The findings were presented on September 23, 2019, at the European Science Planetary Congress 2019.
Venus maintained temperate climate — between a maximum of about 50 degrees Celsius and a minimum of about 20°C — for around three billion years. A series of events released carbon dioxide (CO2) stored in the rocks of the planet approximately 700-750 million years ago changed the planet, the report noted.
“Our hypothesis is that Venus may have had a stable climate for billions of years. It is possible that the near-global resurfacing event is responsible for its transformation from an Earth-like climate to the hellish hot-house we see today,” said Michael Way from the Goddard Institute, in a release.
Venus is assumed to be beyond the inner boundary of our Solar System’s habitable zone and too close to the Sun to support liquid water. But the study suggests the opposite.
“Venus currently has almost twice the solar radiation that we have at Earth. However, in all the scenarios we have modelled, we have found that Venus could still support surface temperatures amenable for liquid water,” Way said.
The presence of liquid water on Venus, was hinted nearly 40 years ago by scientists at Nasa’s Pioneer Venus mission. To verify, the team created a series of simulations assuming different levels of water coverage.
Four simulations were run at 3 different epochs: 4.2 giga-years ago (Gya), 715 gya and present day:
To simulate these time periods, the researchers adapted a three-dimensional general circulation model to account for changes in solar radiation and atmospheric compositions over the years.
The team found that “Venus' atmosphere consisted of 90 per cent CO2 and 10 per cent Nitrogen (N2) 4.2 billion years ago, while at 715 million years ago and present day it had a modern Earth-like N2 dominated atmosphere with 400 parts per million by volume (ppmv) CO2 and 1 ppmv methane (CH4)”.
The researchers explained that at 4.2 billion years ago, soon after its formation, Venus would have completed a period of rapid cooling and then CO2 dominated its atmosphere. “If the planet evolved in an Earth-like way over the next 3 billion years, the CO2 would have been drawn down by silicate rocks and locked into the surface,” they said.
The N2-dominated second epoch (715 million years ago) could have remained stable up until present times had the "outgassing event" not occured.
While the cause behind the outgassing remains unknown, the researchers linked it to the planet’s volcanic activity. When large amounts of magma bubbled up, it released CO2 from molten rocks into the atmosphere. But, this CO2 could not be re-absorbed by the rocks, as the magma solidified, Way explained.

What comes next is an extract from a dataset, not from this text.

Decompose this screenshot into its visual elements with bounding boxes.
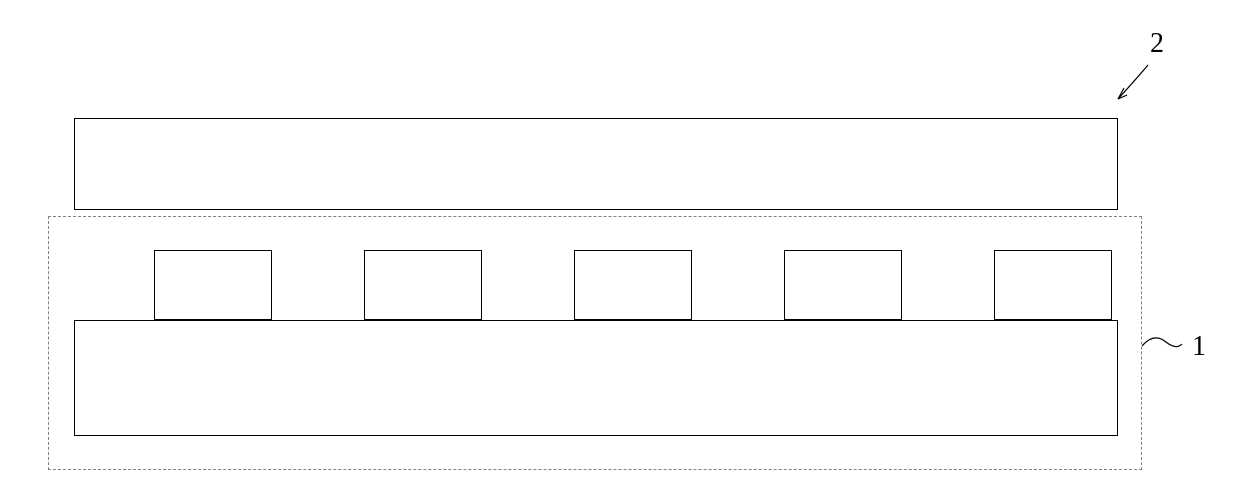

The planet currently has scorching average temperatures of 462°C. This could be the result of high CO2 levels, the researchers said. They linked the outgassing with the creation of the Siberian Traps 500 million years ago.

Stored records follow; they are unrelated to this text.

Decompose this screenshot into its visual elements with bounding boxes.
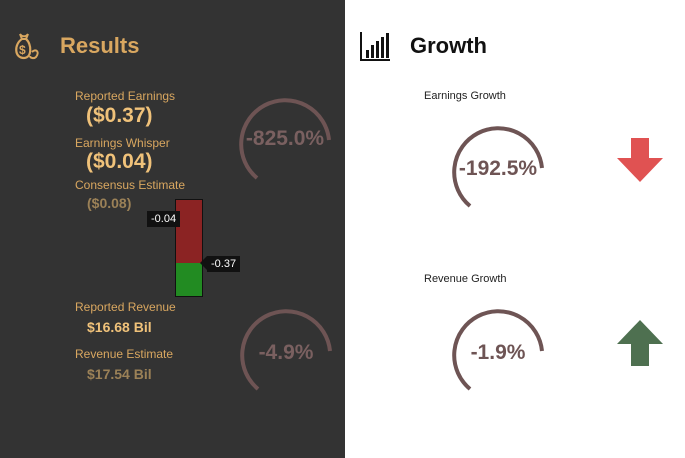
earnings-growth-value: -192.5% xyxy=(458,157,538,180)
consensus-estimate-value: ($0.08) xyxy=(87,195,132,211)
earnings-surprise-value: -825.0% xyxy=(245,127,325,150)
earnings-whisper-label: Earnings Whisper xyxy=(75,136,170,150)
revenue-growth-label: Revenue Growth xyxy=(424,273,507,285)
revenue-surprise-value: -4.9% xyxy=(258,341,314,364)
revenue-estimate-label: Revenue Estimate xyxy=(75,347,174,361)
svg-text:$: $ xyxy=(19,43,26,57)
bar-bottom-tag: -0.37 xyxy=(207,256,241,272)
results-title: Results xyxy=(60,33,140,58)
bar-bottom-tag-pointer xyxy=(200,256,207,270)
growth-title: Growth xyxy=(410,33,487,58)
revenue-growth-gauge: -1.9% xyxy=(448,303,548,403)
bar-chart-icon xyxy=(359,30,391,62)
trend-down-arrow-icon xyxy=(617,138,663,184)
earnings-growth-gauge: -192.5% xyxy=(448,120,548,220)
consensus-estimate-label: Consensus Estimate xyxy=(75,178,186,192)
earnings-bar-red xyxy=(176,200,202,263)
bar-top-tag: -0.04 xyxy=(147,211,181,227)
earnings-surprise-gauge: -825.0% xyxy=(235,92,335,192)
earnings-growth-label: Earnings Growth xyxy=(424,90,506,102)
revenue-growth-value: -1.9% xyxy=(470,341,526,364)
revenue-estimate-value: $17.54 Bil xyxy=(87,366,152,382)
growth-panel: Growth Earnings Growth -192.5% Revenue G… xyxy=(345,0,685,458)
trend-up-arrow-icon xyxy=(617,320,663,366)
earnings-bar-green xyxy=(176,263,202,296)
money-bag-icon: $ xyxy=(10,30,42,62)
earnings-whisper-value: ($0.04) xyxy=(86,150,153,173)
results-panel: $ Results Reported Earnings ($0.37) Earn… xyxy=(0,0,345,458)
revenue-surprise-gauge: -4.9% xyxy=(236,303,336,403)
reported-revenue-value: $16.68 Bil xyxy=(87,319,152,335)
reported-revenue-label: Reported Revenue xyxy=(75,300,176,314)
reported-earnings-label: Reported Earnings xyxy=(75,89,176,103)
reported-earnings-value: ($0.37) xyxy=(86,104,153,127)
earnings-bar xyxy=(175,199,203,297)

But the magnitude differed, as the outgassing event on Venus completely transformed the planet, said Way.
But, before concluding that Venus might have been habitable, there are further questions that needs to be answered: how quickly Venus cooled initially and whether it was able to condense liquid water on its surface; whether the global resurfacing event was a single event or simply the latest in a series of events.
“We need more missions to study Venus and get a more detailed understanding of its history and evolution,” said Way. “However, our models show that there is a real possibility that Venus could have been habitable and radically different from the Venus we see today. This opens up all kinds of implications for exoplanets found in what is called the ‘Venus Zone’, which may in fact host liquid water and temperate climates.”